My physics teacher used to say that before every lab -- with good reason. My lab partner and I actually set one apparatus on fire when we failed to release the brake on a (so-called) frictionless wheel to measure the acceleration of gravity. Who knew a dot timer could be so incendiary? Then D, who was also in my physics class (but not my lab partner), took a projectile launcher's hammer to the hand when his partner released it too soon. To top it all off -- and this one actually elicited a laugh from our usually poker-faced instructor -- my sister clocked herself in the back of the head with a cork while trying to measure its angular momentum. I wasn't there for that last incident (we're six years apart in age), but let's just say that this history of mishaps in a controlled environment has reinforced, for me, a certain wariness of the forces of nature in the real world.
All this is to say that I hope my students have their heads screwed on properly this weekend during all the Halloween hoopla.
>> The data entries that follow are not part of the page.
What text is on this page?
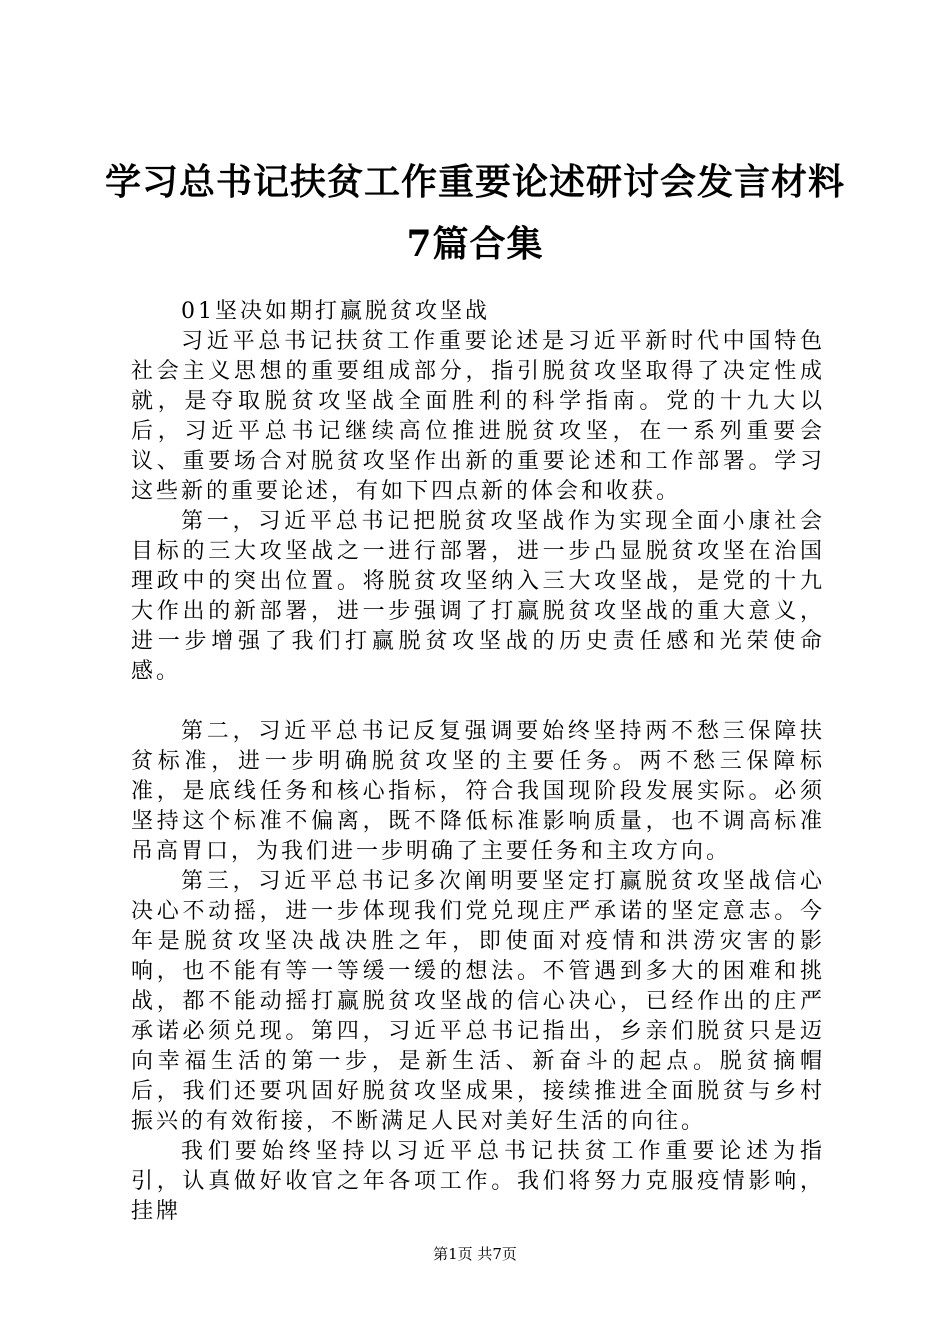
学习总书记扶贫工作重要论述研讨会发言材料
7篇合集

01坚决如期打赢脱贫攻坚战

习近平总书记扶贫工作重要论述是习近平新时代中国特色社会主义思想的重要组成部分，指引脱贫攻坚取得了决定性成就，是夺取脱贫攻坚战全面胜利的科学指南。党的十九大以后，习近平总书记继续高位推进脱贫攻坚，在一系列重要会议、重要场合对脱贫攻坚作出新的重要论述和工作部署。学习这些新的重要论述，有如下四点新的体会和收获。

第一，习近平总书记把脱贫攻坚战作为实现全面小康社会目标的三大攻坚战之一进行部署，进一步凸显脱贫攻坚在治国理政中的突出位置。将脱贫攻坚纳入三大攻坚战，是党的十九大作出的新部署，进一步强调了打赢脱贫攻坚战的重大意义，进一步增强了我们打赢脱贫攻坚战的历史责任感和光荣使命感。

第二，习近平总书记反复强调要始终坚持两不愁三保障扶贫标准，进一步明确脱贫攻坚的主要任务。两不愁三保障标准，是底线任务和核心指标，符合我国现阶段发展实际。必须坚持这个标准不偏离，既不降低标准影响质量，也不调高标准吊高胃口，为我们进一步明确了主要任务和主攻方向。

第三，习近平总书记多次阐明要坚定打赢脱贫攻坚战信心决心不动摇，进一步体现我们党兑现庄严承诺的坚定意志。今年是脱贫攻坚决战决胜之年，即使面对疫情和洪涝灾害的影响，也不能有等一等缓一缓的想法。不管遇到多大的困难和挑战，都不能动摇打赢脱贫攻坚战的信心决心，已经作出的庄严承诺必须兑现。第四，习近平总书记指出，乡亲们脱贫只是迈向幸福生活的第一步，是新生活、新奋斗的起点。脱贫摘帽后，我们还要巩固好脱贫攻坚成果，接续推进全面脱贫与乡村振兴的有效衔接，不断满足人民对美好生活的向往。

我们要始终坚持以习近平总书记扶贫工作重要论述为指引，认真做好收官之年各项工作。我们将努力克服疫情影响，挂牌

第1页 共7页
My particular class has had what seems to be an abnormally high number of emergencies this semester -- and not from any poor decisions on their part. So far there have been three medical emergencies from chronic conditions requiring hospital attention and two family deaths. Last night, one of my students e-mailed to say that a family member had been in a car accident and that she needed to go home right away (the most recent update is that the family member had not woken up yet by lunchtime today). Then this afternoon, another student e-mailed to say that she would have to withdraw from school for the rest of the semester for health/personal reasons. Would the universe kindly lay off my people already???
I've been so busy getting my students ready for this last push before Thanksgiving break that I've had to leave my writing at a standstill in the middle of some serious work on an essay due next week. But tomorrow -- TOMORROW shall be the day I get back to it. Really.
I've been having trouble deciding what kind of structure will best serve the story I'm trying to tell, so the essay is really kind of a mess. With impeccable timing, this week's memoir reading for one of my classes offered an amusing example of how to apologize for it:
The apparently haphazard chronology of this memoir may need excuse. The excuse, I fear, is Art. It contains a number of surprises, perhaps I may call them shocks, which, as history, came to me rather bunched up towards the end of the story. Artistically shocks should never be bunched, they need spacing for maximum individual effect. To afford them this I could not tell my story straightforwardly and have therefore disregarded chronology and adopted the method of ploughing to and fro over my ... life, turning up a little more sub-soil each time as the plough turned. Looking at it with as much detachment as I can command, I think I have not seriously confused the narrative.